Where Should the AI Think? Dynamic Placement of Large Language Model Services in Edge Networks

Background

Large Language Models (LLMs) are rapidly becoming the foundation for intelligent assistants, autonomous systems and interactive applications. However, running advanced AI models requires significant computational resources and often introduces latency that can negatively impact user experience.

Future applications such as real-time translation, intelligent transport systems, augmented reality assistants and emergency response copilots will require AI inference to occur closer to users than traditional cloud architectures allow.

Research Challenge

Large Language Models (LLMs) are increasingly being integrated into real-time applications, including intelligent assistants, autonomous vehicles, augmented reality systems, digital healthcare services and emergency response platforms. However, these models require substantial computational resources, making it challenging to deliver low-latency AI services to users at scale.

A key challenge is determining where AI inference should execute across cloud and edge infrastructure. While cloud-based LLMs provide access to powerful computational resources, they can introduce latency, increase network traffic and create privacy concerns.

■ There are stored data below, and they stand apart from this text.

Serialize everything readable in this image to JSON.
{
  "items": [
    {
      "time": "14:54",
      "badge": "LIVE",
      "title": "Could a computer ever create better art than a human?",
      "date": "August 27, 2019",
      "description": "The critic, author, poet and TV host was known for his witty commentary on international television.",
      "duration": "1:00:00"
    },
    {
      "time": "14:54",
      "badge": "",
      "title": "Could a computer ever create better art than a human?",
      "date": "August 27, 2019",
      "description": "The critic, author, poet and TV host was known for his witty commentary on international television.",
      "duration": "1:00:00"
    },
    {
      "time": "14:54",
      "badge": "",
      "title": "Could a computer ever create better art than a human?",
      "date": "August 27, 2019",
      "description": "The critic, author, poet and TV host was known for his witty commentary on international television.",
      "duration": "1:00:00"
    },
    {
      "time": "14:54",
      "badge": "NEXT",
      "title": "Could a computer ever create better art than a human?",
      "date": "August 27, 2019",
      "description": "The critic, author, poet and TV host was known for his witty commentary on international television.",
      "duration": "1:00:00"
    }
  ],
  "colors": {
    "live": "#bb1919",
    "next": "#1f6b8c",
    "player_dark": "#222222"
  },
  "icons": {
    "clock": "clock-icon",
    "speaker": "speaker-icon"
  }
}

Edge-based deployment can improve responsiveness and reduce data movement but is constrained by limited computing and energy resources.

This project investigates how LLM-based services can be dynamically distributed across cloud-edge environments to optimise performance, cost and resource utilisation. The research will explore challenges such as intelligent inference placement, workload migration, resource-aware model deployment, user mobility, and balancing the trade-offs between latency, accuracy and operational cost.

Example application domains include real-time language translation, AI copilots for emergency responders, intelligent transport systems, augmented reality assistants, smart-city digital services and next-generation autonomous systems. The work will involve designing and evaluating novel deployment strategies for large-scale generative AI services operating across distributed computing infrastructures.

Topics

Large Language Models; Edge AI; Generative AI systems; Hybrid cloud-edge architectures; AI inference optimisation; Resource-aware deployment

Impact

As generative AI becomes embedded within everyday life, society will increasingly depend on infrastructure capable of delivering intelligent services in real time. This project addresses one of the most important challenges in the deployment of next-generation AI applications.